The title says it all. This is fast, basic, but very satisfying! It's a bit extravegant in that you need three saucepans, but that's what dishwashers are for. This was my very first foray into cooking, and it is cooking at its most basic - heating stuff up and eating it. I would make this when, as a teenager, I'd return home from school to an empty and dinner-less house. I'd whip this up, settle down in front of whatever I wanted on TV, and eat it with plenty of bread. Just right for a growing boy! All the main food groups are here - dairy, vegetable, and the all important sauce food group!

Ingredients

Serves: 1

  • 3 eggs
  • 1 tin plum tomatoes (whole or chopped, its up to you)
  • 1 tin cream of mushroom soup (a small tin)
  • bread (whatever kind you like)
  • salt (optional)
  • pepper (optional)
  • tabasco (optional)

Method

Scrambled Eggs and Tomatoes With Mushroom Sauce is a community recipe submitted by mickpoos and has not been tested by Nigella.com so we are not able to answer questions regarding this recipe.

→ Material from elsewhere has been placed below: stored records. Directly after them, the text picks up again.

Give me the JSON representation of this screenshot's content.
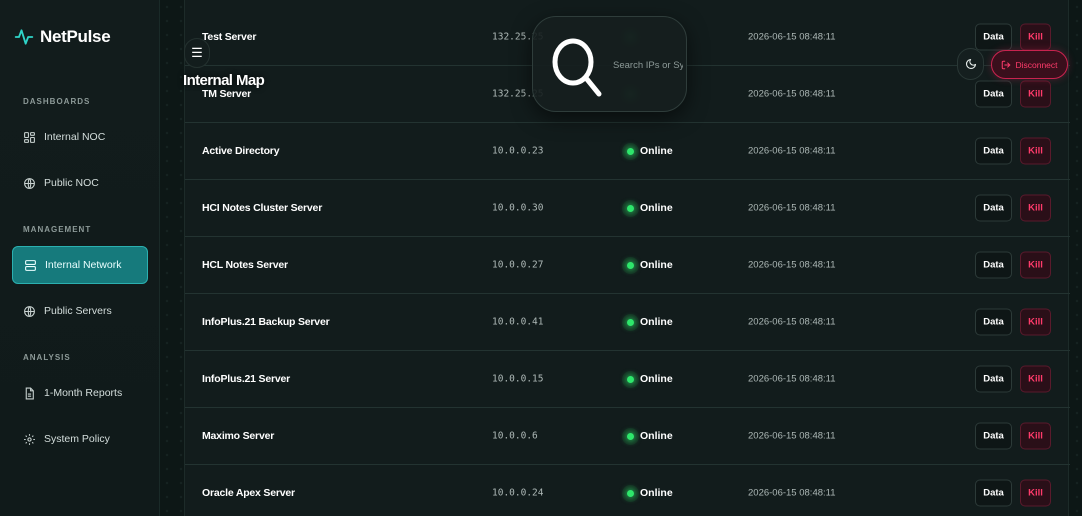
{
  "app": {
    "name": "NetPulse"
  },
  "sidebar": {
    "sections": [
      {
        "label": "DASHBOARDS",
        "items": [
          {
            "label": "Internal NOC",
            "icon": "grid-icon",
            "active": false
          },
          {
            "label": "Public NOC",
            "icon": "globe-icon",
            "active": false
          }
        ]
      },
      {
        "label": "MANAGEMENT",
        "items": [
          {
            "label": "Internal Network",
            "icon": "server-icon",
            "active": true
          },
          {
            "label": "Public Servers",
            "icon": "globe-icon",
            "active": false
          }
        ]
      },
      {
        "label": "ANALYSIS",
        "items": [
          {
            "label": "1-Month Reports",
            "icon": "document-icon",
            "active": false
          },
          {
            "label": "System Policy",
            "icon": "gear-icon",
            "active": false
          }
        ]
      }
    ]
  },
  "header": {
    "menu_glyph": "☰",
    "title": "Internal Map",
    "search_placeholder": "Search IPs or Sy",
    "disconnect_label": "Disconnect"
  },
  "colors": {
    "accent": "#167a7c",
    "online": "#2ee66b",
    "kill": "#ff3b6b"
  },
  "servers": [
    {
      "name": "Test Server",
      "ip": "132.25.25",
      "status": "",
      "time": "2026-06-15 08:48:11",
      "data_label": "Data",
      "kill_label": "Kill"
    },
    {
      "name": "TM Server",
      "ip": "132.25.25",
      "status": "",
      "time": "2026-06-15 08:48:11",
      "data_label": "Data",
      "kill_label": "Kill"
    },
    {
      "name": "Active Directory",
      "ip": "10.0.0.23",
      "status": "Online",
      "time": "2026-06-15 08:48:11",
      "data_label": "Data",
      "kill_label": "Kill"
    },
    {
      "name": "HCI Notes Cluster Server",
      "ip": "10.0.0.30",
      "status": "Online",
      "time": "2026-06-15 08:48:11",
      "data_label": "Data",
      "kill_label": "Kill"
    },
    {
      "name": "HCL Notes Server",
      "ip": "10.0.0.27",
      "status": "Online",
      "time": "2026-06-15 08:48:11",
      "data_label": "Data",
      "kill_label": "Kill"
    },
    {
      "name": "InfoPlus.21 Backup Server",
      "ip": "10.0.0.41",
      "status": "Online",
      "time": "2026-06-15 08:48:11",
      "data_label": "Data",
      "kill_label": "Kill"
    },
    {
      "name": "InfoPlus.21 Server",
      "ip": "10.0.0.15",
      "status": "Online",
      "time": "2026-06-15 08:48:11",
      "data_label": "Data",
      "kill_label": "Kill"
    },
    {
      "name": "Maximo Server",
      "ip": "10.0.0.6",
      "status": "Online",
      "time": "2026-06-15 08:48:11",
      "data_label": "Data",
      "kill_label": "Kill"
    },
    {
      "name": "Oracle Apex Server",
      "ip": "10.0.0.24",
      "status": "Online",
      "time": "2026-06-15 08:48:11",
      "data_label": "Data",
      "kill_label": "Kill"
    }
  ]
}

  • In one pan, heat up the plum tomatoes until good and hot.
  • In another pan, scramble the eggs.
  • In yet another pan, heat up the mushroom soup. For a really thick flavoursome sauce, don't dilute the soup. If you don't want it so thick, add a little milk or cream until it gets how you like it.
  • Tip the eggs onto one side of a large plate (or oval dish). Strain the tomatoes and tip them onto the other side of the plate. Don't mix them up.
  • Pour over all the sauce. Add the condiments of your choice - salt, pepper, Tabasco, Soy or Worcester sauce, etc. Delicious with bread!